Sometimes students get more than they bargained for when participating in medical mission trips to other countries.
In fact, the experience may be so profound that they end up changing their major or become committed to making medical missions a part of their future. Dr. Cynthia Powell (’81), associate professor of chemistry and director of the Prehealth Professions Program at ACU, accompanied 10 students on a trip to Haiti in January. She saw again how important the experience is to students.
“Seeing the opportunities and the great need can be life changing,” Powell said.
The most recent trip was to work with Promise for Haiti over the Christmas break. Powell said students have been taking similar trips for several years during breaks at Christmas, in the spring, and in the summer. Powell normally accompanies students on one of the trips, while other faculty, staff, or alumni, go on the others.
Most recently, ACU has sponsored trips to Haiti and/or Guatemala. The nursing program also takes trips to both locations at different times, Powell said. In Haiti, the students work with either Promise for Haiti or LiveBeyond.
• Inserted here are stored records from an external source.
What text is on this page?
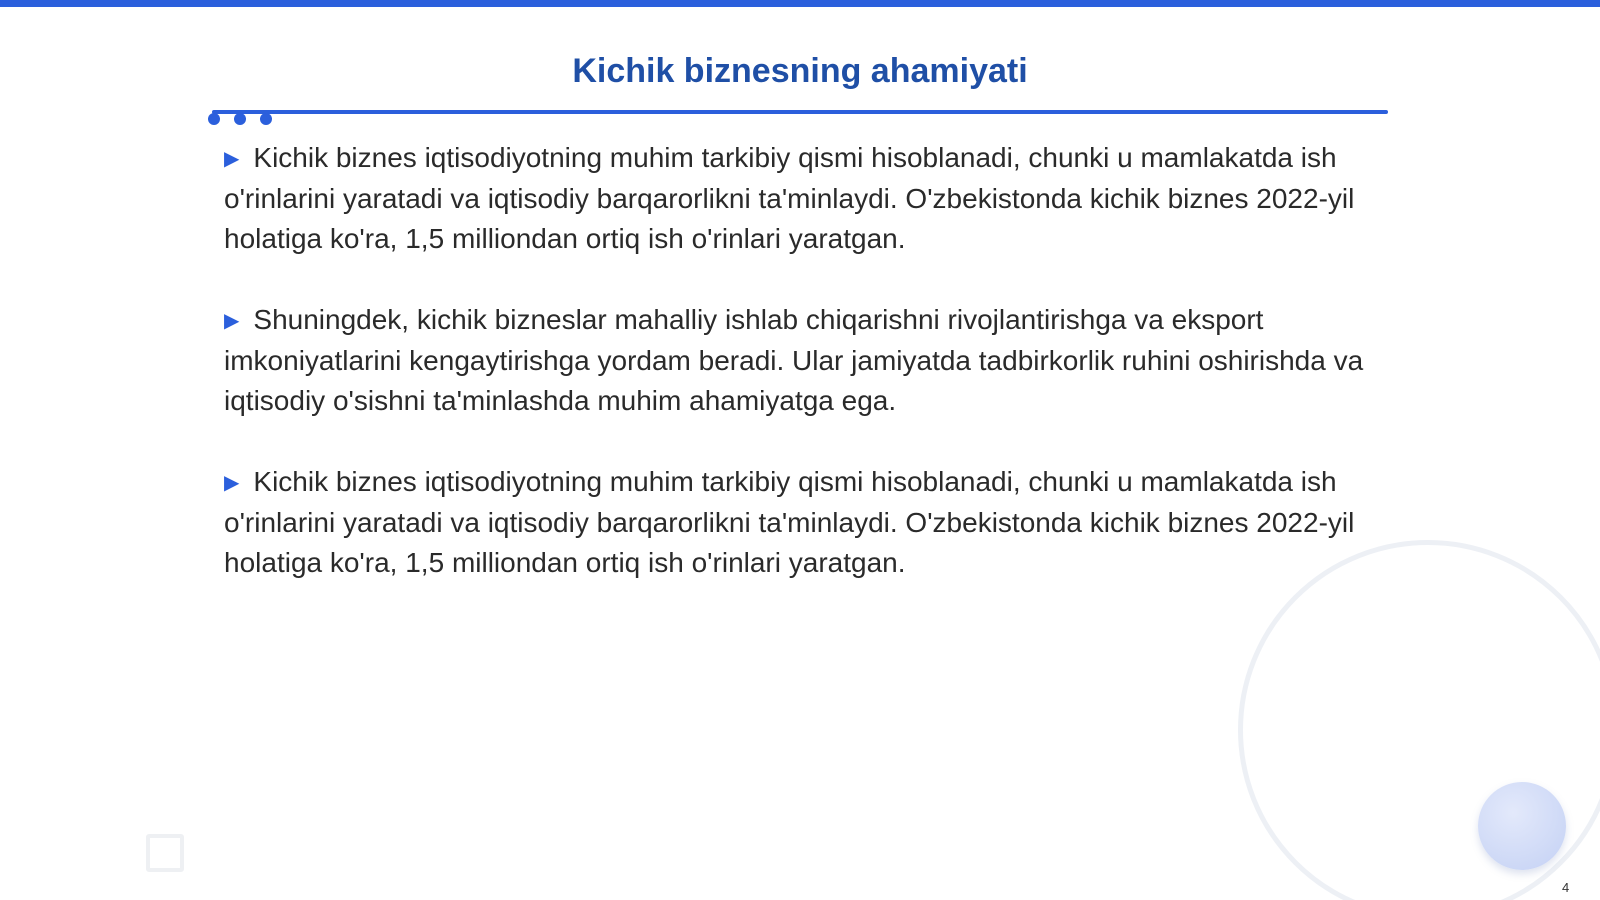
Kichik biznesning ahamiyati

▶ Kichik biznes iqtisodiyotning muhim tarkibiy qismi hisoblanadi, chunki u mamlakatda ish o'rinlarini yaratadi va iqtisodiy barqarorlikni ta'minlaydi. O'zbekistonda kichik biznes 2022-yil holatiga ko'ra, 1,5 milliondan ortiq ish o'rinlari yaratgan.

▶ Shuningdek, kichik bizneslar mahalliy ishlab chiqarishni rivojlantirishga va eksport imkoniyatlarini kengaytirishga yordam beradi. Ular jamiyatda tadbirkorlik ruhini oshirishda va iqtisodiy o'sishni ta'minlashda muhim ahamiyatga ega.

▶ Kichik biznes iqtisodiyotning muhim tarkibiy qismi hisoblanadi, chunki u mamlakatda ish o'rinlarini yaratadi va iqtisodiy barqarorlikni ta'minlaydi. O'zbekistonda kichik biznes 2022-yil holatiga ko'ra, 1,5 milliondan ortiq ish o'rinlari yaratgan.

4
In Guatemala, they work with Health Talents International and Adonai Ministries.
Powell said the university is careful to choose ministries that are excellent models of partnership with local communities.
“Our hope,” Powell said, “is that the students will be inspired to see how they might serve in underserved areas when they have completed their medical training.”
She needn’t look any further than Sabrina Zeiler for confirmation that the students are, indeed, inspired. Zeiler, a senior nursing major from Carrollton, was fortunate to get to help in the operating room, with pediatrics, and with labor and delivery during the Haiti trip. Zeiler was happy to share the knowledge she has accumulated at ACU, but she was just as pleased with what she experienced – an awareness that the people being served had something to offer, too.
“It was awesome to learn from them,” Zeiler said, instead of being the teacher.
The students often find themselves doing the basic essentials such as restocking shelves, folding gauze, or entertaining children while parents are seen by a physician. If a visiting surgical team is one site, the students may get to shadow the team or help in patient recovery areas.
Whether performing menial tasks or watching trained doctors in action, the students are learning, Powell noted. They learn about other cultures and about how medicine is practiced in other cultures.
“And,” Powell said, “they learn about the challenges that many face due to lack of medical care and lack of resources.”
Before leaving the ACU campus, the students learn about the culture they will be working in. They learn the importance of respectful interactions and they learn about customs that might be different from what they know. And, of course, prayer is part of the experience.
“We pray for those with whom we will interact before we leave,” Powell said. “We pray for the humility to be open to the things we need to learn during our time with the ministry.”
When the group returns, Powell said, they talk about what they learned, how they were changed, and what they wish to remember to help with their spiritual formation.
Aleksander Cook is a sophomore biochemistry major from Flower Mound. He is in the pre-med track and no stranger to mission trips. Before the Haiti experience, he had been on three trips to India to work in an orphanage. He loves the opportunity to serve.
Cook, inspired by his grandmother’s death due to cancer, plans a career in surgical oncology. But, thanks to trips like the one working with Promise for Haiti, Cook will take his love of missions with him, wherever he practices.
“I would love to make that a priority,” he said.